In Solothurn empfand Möll mit den Handschuhen Elemente aus den Postkarten der Strandansichten wie Sonnenschirme, Badehosen, Badetücher oder Schwimmringe nach. Diese nannte er Strandszenen. Denn auch Handschuhe sind potenzielles Strandgut. Desweiter baute er aus den Handschuhen Felselemente mit blühenden Blumen und kombinierte diese zu einer abstrakten, expressionistischen eigenen Landschaft.

Der seit drei Jahren wichtigste Sammlungsgegenstand für Möll sind die Pilze. Er sagt, dass er seither keine innere Notwendigkeit mehr zur künstlerischen Auseinandersetzung verspüre – das Pilzsammeln hat Überhand genommen. Während allen Jahreszeiten treibt es ihn zeit- und raumvergessen in die Wälder und Berge, an Flussufer und in Wiesenlandschaften. Auf der Suche nach dem Steinpilz, der Morchel, der Gelben Kraterelle, dem Hexenröhrling, des Judasohres oder des Maipilzes streunt er tagelang durch die Natur, den Blick im scannenden Mikromodus und penibel die Koordinaten der ergiebigen Fundplätze in der Landkarte eintragend.

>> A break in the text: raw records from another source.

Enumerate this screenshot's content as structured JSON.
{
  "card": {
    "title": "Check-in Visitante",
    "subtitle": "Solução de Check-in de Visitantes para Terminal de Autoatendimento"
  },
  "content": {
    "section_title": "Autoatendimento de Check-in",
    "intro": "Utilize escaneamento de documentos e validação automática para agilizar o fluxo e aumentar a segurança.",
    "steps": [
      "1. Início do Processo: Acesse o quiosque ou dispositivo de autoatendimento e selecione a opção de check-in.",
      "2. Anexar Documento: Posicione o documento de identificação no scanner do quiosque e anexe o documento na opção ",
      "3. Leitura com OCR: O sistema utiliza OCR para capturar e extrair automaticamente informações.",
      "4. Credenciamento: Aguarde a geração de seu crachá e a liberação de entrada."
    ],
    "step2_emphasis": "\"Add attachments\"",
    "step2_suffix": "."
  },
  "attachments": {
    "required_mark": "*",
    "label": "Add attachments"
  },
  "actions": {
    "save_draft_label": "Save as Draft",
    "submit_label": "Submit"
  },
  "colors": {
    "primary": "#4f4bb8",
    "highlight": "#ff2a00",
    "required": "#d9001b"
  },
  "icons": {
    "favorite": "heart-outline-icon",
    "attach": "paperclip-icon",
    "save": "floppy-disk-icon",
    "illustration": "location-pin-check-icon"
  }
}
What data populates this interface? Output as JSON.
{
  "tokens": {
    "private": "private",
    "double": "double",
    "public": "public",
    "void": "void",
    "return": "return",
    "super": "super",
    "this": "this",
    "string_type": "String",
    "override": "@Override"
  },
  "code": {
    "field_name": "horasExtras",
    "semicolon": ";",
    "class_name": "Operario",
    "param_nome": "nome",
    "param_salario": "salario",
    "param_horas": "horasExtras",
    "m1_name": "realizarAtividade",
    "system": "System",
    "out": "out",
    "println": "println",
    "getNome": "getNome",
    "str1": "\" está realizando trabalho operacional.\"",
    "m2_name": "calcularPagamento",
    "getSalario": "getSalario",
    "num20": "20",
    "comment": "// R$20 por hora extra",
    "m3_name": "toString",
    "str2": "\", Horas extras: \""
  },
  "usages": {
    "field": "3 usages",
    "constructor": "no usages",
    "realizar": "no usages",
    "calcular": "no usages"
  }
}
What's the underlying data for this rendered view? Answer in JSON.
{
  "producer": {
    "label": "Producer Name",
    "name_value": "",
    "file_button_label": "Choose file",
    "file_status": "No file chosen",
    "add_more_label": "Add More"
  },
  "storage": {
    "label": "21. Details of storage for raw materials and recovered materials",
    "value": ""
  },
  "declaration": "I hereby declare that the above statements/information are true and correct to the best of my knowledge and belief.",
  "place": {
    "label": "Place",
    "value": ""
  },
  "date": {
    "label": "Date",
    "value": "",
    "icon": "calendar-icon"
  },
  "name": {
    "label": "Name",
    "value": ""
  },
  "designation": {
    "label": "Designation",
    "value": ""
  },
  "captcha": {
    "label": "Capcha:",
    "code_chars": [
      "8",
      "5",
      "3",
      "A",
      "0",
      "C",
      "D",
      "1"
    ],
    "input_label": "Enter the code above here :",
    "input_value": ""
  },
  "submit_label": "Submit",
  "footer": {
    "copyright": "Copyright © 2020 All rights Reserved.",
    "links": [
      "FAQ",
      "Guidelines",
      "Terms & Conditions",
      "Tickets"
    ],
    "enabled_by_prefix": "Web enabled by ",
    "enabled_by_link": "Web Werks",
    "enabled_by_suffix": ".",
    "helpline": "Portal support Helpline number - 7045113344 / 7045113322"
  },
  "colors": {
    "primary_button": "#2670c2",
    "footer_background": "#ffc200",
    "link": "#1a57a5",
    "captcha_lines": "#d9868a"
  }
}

In letzter Zeit mehren sich die Versuche, seine Pilzsucht mit seinem Kunstschaffen zu verbinden und seine Auseinandersetzung mit der Welt der Pilze in künstlerische Prozesse einzubinden oder zu übersetzen. Es erstaunt nicht, dass dies dem Flaneur Möll gelingt, bezeichnet er das Herumstreunen und den Blick gleiten lassen doch als seine ideale Arbeitsweise. Entstanden sind schwarzweisse Fotografien, in denen ein weisser Faden ein Labyrinth zwischen den Baumstämmen spannt und so die Suchwege des Künstlers abbildet. Oder eine Fotoserie, in denen Möll am Ende des Tages seine Funde zu einem Kopf drapiert, sich selber mit Pilzen im Gesicht porträtiert oder er Modeaufnahmen in Gratiszeitschriften mit Pilzen collagiert.

Es lassen sich auch kunsthistorische Referenzen finden: Sei es durch die Versuche, Richard Longs Landschaftsintervention A line made by walking (1967) mit seinen eigenen, gegangenen Wegen zu interpretieren, oder der Idee, diese mit einer Linie aus Pilzen nachzuverfolgen. Oder dem Erfinden utopischer Pilzsorten durch das Verfahren der Cadavre exquis, der von den Surrealisten erfundenen spielerischen Methode, um Bilder durch Zufall entstehen zu lassen.

Das wohl momentan am konsequentesten verfolgte Projekt des „Mushroom Man“ im Zusammenhang mit den Pilzen, ist aber seine Band The Fungi Kingdom. Als Sänger schreibt er die Liedtexte und eines der Bandmitglieder komponiert dazu die Musik. Es sind romantische Schilderungen von Pilzexkursionen oder Oden an den „King Bolete“, die in Konzertperformances dem Publikum präsentiert werden.